After disposing thus entire import to the real addresses, we will use my lyubimoy utility for the similar situations ImportList by Boris and I will receive the normal section of import. Pomeshchayem it into our dump. It is already almost ready.

Parameter ID is determined, what precisely block of the code necessarily decoded and carried out, with ID=0 deshifruyetsya program itself. It is remarkable, that the decoded and carried out code is also contained calls _ DllDispatch. But this function - this and there is that very interpreter of the pseudocode, which was mentioned above. However, what it did make? To protrassirovat' each call into the forehead up to the iskomogo code? That zh, you can it attempted. But 4 to predlagayu to you the more interesting method, which allows automatically obtained immediately entire absent code. To us it pridetsya to a little poprogrammirovat' for this.

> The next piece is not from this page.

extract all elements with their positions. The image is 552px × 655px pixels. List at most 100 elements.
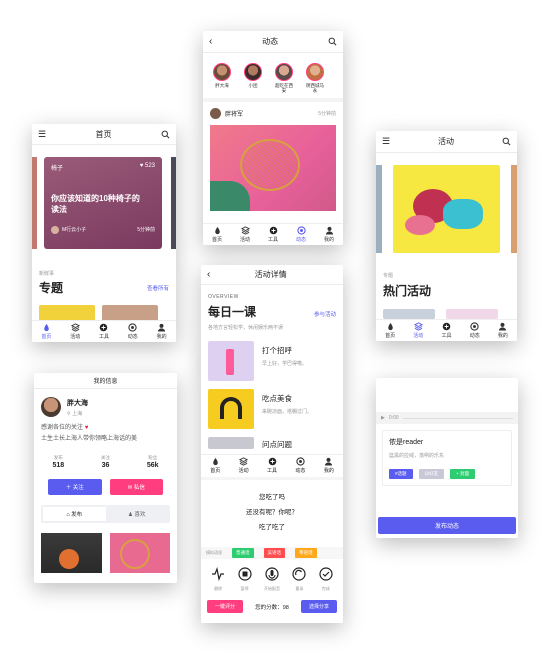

Budem it proceeded from the fact that once (during the fulfillment) the iskomyy code wakes it find in the memory in that decoded it saw. How possible did catch this moment? It is very simple. Each such function wakes it was turned to the basic code of program. I.e., transferred there control. It is meant, if we will intercept call _ DllDispatch and before returned control in protect.dll let us rewrite the section of the code by value of 0ccCh and stanem it processed INT3, then our trap will wear with the transfer of control to any place for the section of the code. The matter of technology is further. From flowed ring0 it became pregnant the indicator it flowed ring3, and we from there obtain address inside the iskomogo code. The code is found.

For convenience in the conducting with the game of similar manipulations, 4 rekomenduyu it added to its import its own library (deprotect.dll). It is received control after protect.dll; however, at this time the basic code yet does not wake decoded, but wakes it contained at the entrance point only call again into protect.dll. I will correct thus such (see iskhodnik) so that protect.dll after the decoding of code section would return control to our DLL. Now let us scan the code of game and will find all calls _ DllDispatch and their identifiers. I will preserve identifiers into the massif so that in the consequence it would avoid duplicating. Now budem it caused _ DllDispatch alternately with each outstanding identifier, and in processor INT3 let us provide the correct recovery of control to the procedure of look- restoration, and also let us provide the correction of all call' OV inside the obtained code taking into account the future position of additional code section, and let us provide correction call' and, that caused flowing _ DllDispatch. Search must it went into two stages: in the section of the code, and then in the obtained code.

On the completion of the work of program we budem had two files: text.bin - the corrected section of the code and code.bin - the additional section with the obtained code, which necessarily it added to our dump. Now, when new EXE- file is completely arranged, protect.dll possible moved away. It no longer is necessary.

Happiness from it started games without Star-Force it is rapidly changed by disappointment. To face of bagi: a quantity of money it is approached infinity, task for the mission does not show, before the starting of map it is proposed it was connected on TCP/IP and finally it was not generated random map. The reason for first two bagov proved to be the name of dump. They disappeared with pereimenovnii in dmcr.exe. By the reason for rest - error during the restoration of code of one of _ DllDispatch, namely that, which was not rotated to the section of the code, and did not be we have caught. As a result, in the new section was formed one completely stranger call. It is potential, such functions - weak place of this method of study, but not in this case. Via classical reversinga we determine that "excess" call stole in on it addressed (in my case) 0A3Ch to new section. We substitute 5 nop' OV on this it addressed to 13.

Star-Force - very interesting protection. Do not be afraid it spent time on its study - it that stands. I will put on, that my article helped you in its study. If in you any questions arose - you record, 4 with the pleasure to you otvechu.